In einem Gedankenexperiment erfolgt die
Begehung eines Unternehmens und seiner Räume; zu Beginn wird das Szenario
als Momentaufnahme eingefroren. Nun werden alle Objekte,
die der Wahrnehmung zugänglich und in Zusammenhang mit dem
Verfahren stehen, gesammelt und geordnet.

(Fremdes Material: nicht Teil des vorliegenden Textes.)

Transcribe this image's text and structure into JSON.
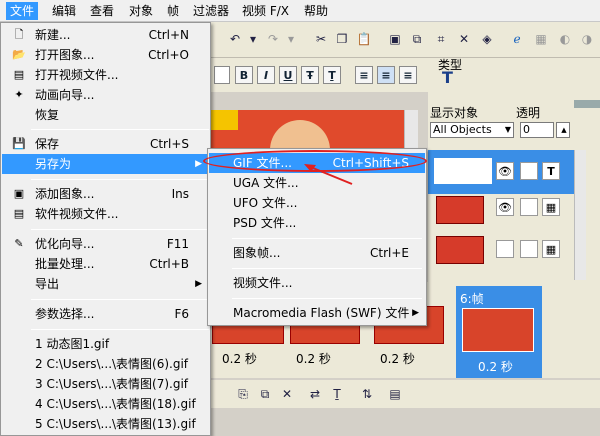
{
  "menubar": {
    "items": [
      {
        "label": "文件"
      },
      {
        "label": "编辑"
      },
      {
        "label": "查看"
      },
      {
        "label": "对象"
      },
      {
        "label": "帧"
      },
      {
        "label": "过滤器"
      },
      {
        "label": "视频 F/X"
      },
      {
        "label": "帮助"
      }
    ]
  },
  "toolbar": {
    "type_label": "类型",
    "type_icon_text": "T"
  },
  "right_panel": {
    "show_objects_label": "显示对象",
    "opacity_label": "透明",
    "objects_select": "All Objects",
    "opacity_value": "0"
  },
  "frames": [
    {
      "caption": "0.2 秒"
    },
    {
      "caption": "0.2 秒"
    },
    {
      "caption": "0.2 秒"
    },
    {
      "caption": "0.2 秒",
      "title": "6:帧"
    }
  ],
  "file_menu": {
    "items": [
      {
        "label": "新建...",
        "shortcut": "Ctrl+N"
      },
      {
        "label": "打开图象...",
        "shortcut": "Ctrl+O"
      },
      {
        "label": "打开视频文件...",
        "shortcut": ""
      },
      {
        "label": "动画向导...",
        "shortcut": ""
      },
      {
        "label": "恢复",
        "shortcut": ""
      },
      {
        "label": "保存",
        "shortcut": "Ctrl+S"
      },
      {
        "label": "另存为",
        "shortcut": ""
      },
      {
        "label": "添加图象...",
        "shortcut": "Ins"
      },
      {
        "label": "软件视频文件...",
        "shortcut": ""
      },
      {
        "label": "优化向导...",
        "shortcut": "F11"
      },
      {
        "label": "批量处理...",
        "shortcut": "Ctrl+B"
      },
      {
        "label": "导出",
        "shortcut": ""
      },
      {
        "label": "参数选择...",
        "shortcut": "F6"
      },
      {
        "label": "1 动态图1.gif",
        "shortcut": ""
      },
      {
        "label": "2 C:\\Users\\...\\表情图(6).gif",
        "shortcut": ""
      },
      {
        "label": "3 C:\\Users\\...\\表情图(7).gif",
        "shortcut": ""
      },
      {
        "label": "4 C:\\Users\\...\\表情图(18).gif",
        "shortcut": ""
      },
      {
        "label": "5 C:\\Users\\...\\表情图(13).gif",
        "shortcut": ""
      }
    ]
  },
  "save_as_menu": {
    "items": [
      {
        "label": "GIF 文件...",
        "shortcut": "Ctrl+Shift+S"
      },
      {
        "label": "UGA 文件...",
        "shortcut": ""
      },
      {
        "label": "UFO 文件...",
        "shortcut": ""
      },
      {
        "label": "PSD 文件...",
        "shortcut": ""
      },
      {
        "label": "图象帧...",
        "shortcut": "Ctrl+E"
      },
      {
        "label": "视频文件...",
        "shortcut": ""
      },
      {
        "label": "Macromedia Flash (SWF) 文件",
        "shortcut": ""
      }
    ]
  },
  "colors": {
    "highlight": "#3399ff",
    "annotation": "#e02020"
  }
}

1. Phase: Ein Gebäude, im Inneren Räume
verschiedener Art, in den Räumen Schränke, Computer, Netzwerkkabel,
Hubs, Switches, Telefonanlagen, Drucker, Scanner, Jukeboxen usw. Da
Computer nicht ohne Anwendungen funktionieren, wird die Existenz von IT-Anwendungen postuliert. Mit dem Vokabular des IT-Grundschutzes (BSI) ist das der
IT-Verbund.
2. Phase: Die Räume sind beschriftet mit
Bezeichnungen von Abteilungen und Namen von Personen, die, je nach
Abteilung, unterschiedliche Rollen innehaben. Das sind die groben Elemente
der
Organisation (Aufbau).
3. Phase: Ohne Daten läuft nichts! Wir finden
Belege, Dokumente, Journale, Konten, Stammdaten, Steuerdaten und
Protokolle Die Datenobjekte dieser Klassen sind GoBS-relevant. Damit haben wir alle
relevanten
Datenobjekte. gewonnen.
4. Phase: Die Einfrierphase des Szenarios wird
beendet. Damit in der E-Buchführung
etwas geschehen kann, müssen zunächst IT-Ereignisse (Installation, Test,
Rechtevergabe etc.) statt finden. Diese ermöglichen die Durchführung
der kaufmännisch-fachlichen Ereignisse: Geschäftsvorfälle, interne Leistungsprozesse,
Kontrollen etc. Die
Ereignisse werden in diese Klassen unterteilt.
5. Phase: Was in den
Phasen 1-4 erfasst werden konnte, ist das Ergebnis umgesetzter
Ideen. Einem Plan gemäß wurden
Mitarbeiter eingestellt, IT-Systeme und Software beschafft,
Geschäftsprozesse aufgesetzt usw. Nun wird weiter geplant,
überwacht, kontrolliert, Risiken werden erkannt und analysiert: die
"blaue" Sphäre des Unternehmens - der Lenkung und Kontrolle, die
Ebene der Gestaltung:
Governance.
6. Phase: Das Zusammenfassen der in Phasen 1.-3.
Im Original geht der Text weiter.